拒絶じゃなければ、まだチャンスはあるかもしれない。
なんて言おう。
冗談だったと戯けてみせた方が良いんだろうか。


沈黙の中、一瞬でこの次の一手を考える。


「私、目が悪くてね。
バーに行く時は眼鏡を外してたから、
健太さんのこと、見えてなかったの。
だから、金曜の夜に、初めて顔を合わせて、
今日、初めてお話ししたばかりって感じで」


茉莉子は静かにゆっくり言葉を重ねる。


「それにね、
健太さん、私のこと、何も知らないでしょ。
私も同じ。
年齢だって違い過ぎて…」


もう一度立ち止まった健太は、
茉莉子を抱き締めながら茉莉子の言葉を遮った。


「何も知らないけど、
一目惚れなんだ。
笑顔見れるだけで、いつもほっこりしてる。
それだけ言いたくて。
どうせ、俺なんて歳下で頼りないだろうし」


「煙草」

と、茉莉子が見上げて健太の言葉を遮る。



「健太さん、煙草吸うのね。
私ね、喘息があるから、煙草が苦手なの。
煙草吸う人とは、キスも出来ないから」

と、抱き締められたまま、
笑いながら言うと、


「ほら、もう駅に着くから。
ギターの練習の日が決まったら、電話してね」


「あ。
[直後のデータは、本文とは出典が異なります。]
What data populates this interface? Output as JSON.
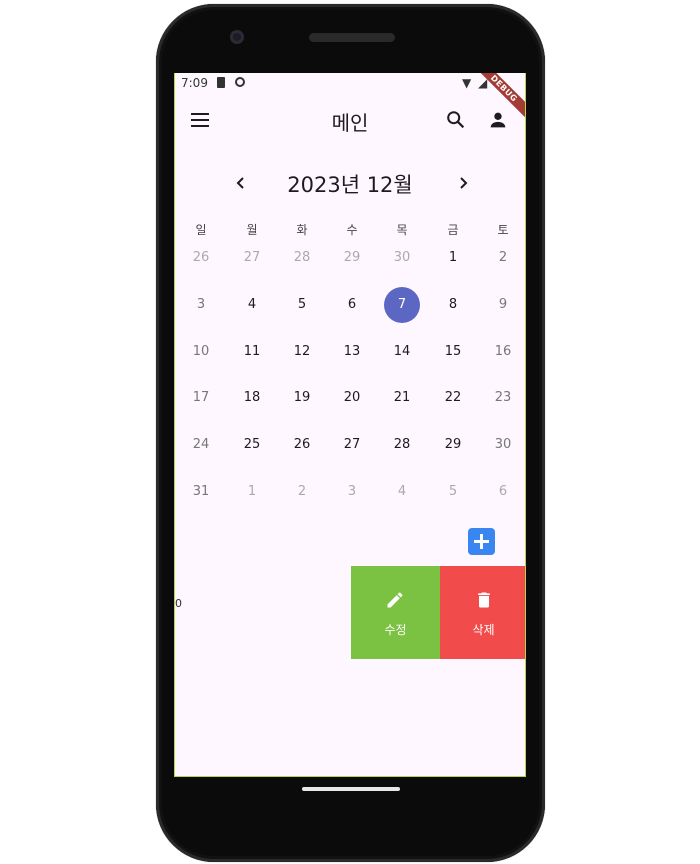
{
  "status": {
    "time": "7:09"
  },
  "debug_banner": "DEBUG",
  "appbar": {
    "title": "메인"
  },
  "calendar": {
    "month_title": "2023년 12월",
    "weekdays": [
      "일",
      "월",
      "화",
      "수",
      "목",
      "금",
      "토"
    ],
    "selected_day": "7",
    "weeks": [
      [
        "26",
        "27",
        "28",
        "29",
        "30",
        "1",
        "2"
      ],
      [
        "3",
        "4",
        "5",
        "6",
        "7",
        "8",
        "9"
      ],
      [
        "10",
        "11",
        "12",
        "13",
        "14",
        "15",
        "16"
      ],
      [
        "17",
        "18",
        "19",
        "20",
        "21",
        "22",
        "23"
      ],
      [
        "24",
        "25",
        "26",
        "27",
        "28",
        "29",
        "30"
      ],
      [
        "31",
        "1",
        "2",
        "3",
        "4",
        "5",
        "6"
      ]
    ]
  },
  "list": {
    "item_text": "0"
  },
  "actions": {
    "edit_label": "수정",
    "delete_label": "삭제"
  },
  "colors": {
    "accent": "#5b67c3",
    "edit": "#7bc142",
    "delete": "#f14b4b",
    "add": "#3a86f0",
    "background": "#fef7ff"
  }
}
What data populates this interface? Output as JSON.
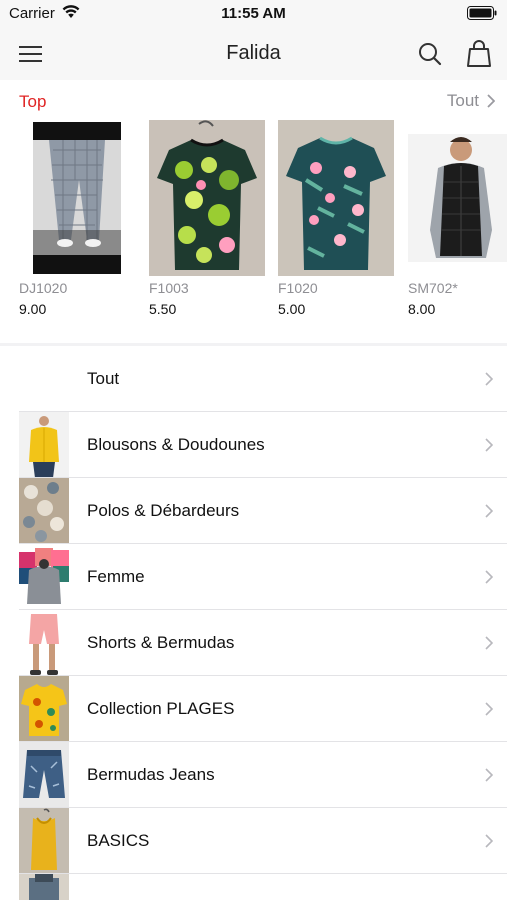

今日、一杯のつもりが、
すっかりゴチになったから、
お礼にメシとか、どうっすか?
ランチでも、夕食でも」


「そうね。ランチなら。
いつが良い?」


「水曜だと、
昼の電話当番で1時から外に出れるから、
店が空いてそうな気がする」


「今週はボスが出張で居ないから、ちょうど良いわ。
じゃあ、明後日の1時過ぎに。
バーの前で待ち合わせしましょ。
お店は任せるから、薔薇の花束抱えて来てね!」


そう言って、
茉莉子はギュッと健太をハグしてから、
そっと身体を離した。
 

「おやすみなさい。
電車で寝ないように立って乗ると良いわよ。
送っていけないから、
家に着いたら、念の為に電話してね」

というと、手を振って踵を返して戻っていく後ろ姿を、
健太は呆然としながら眺めていた。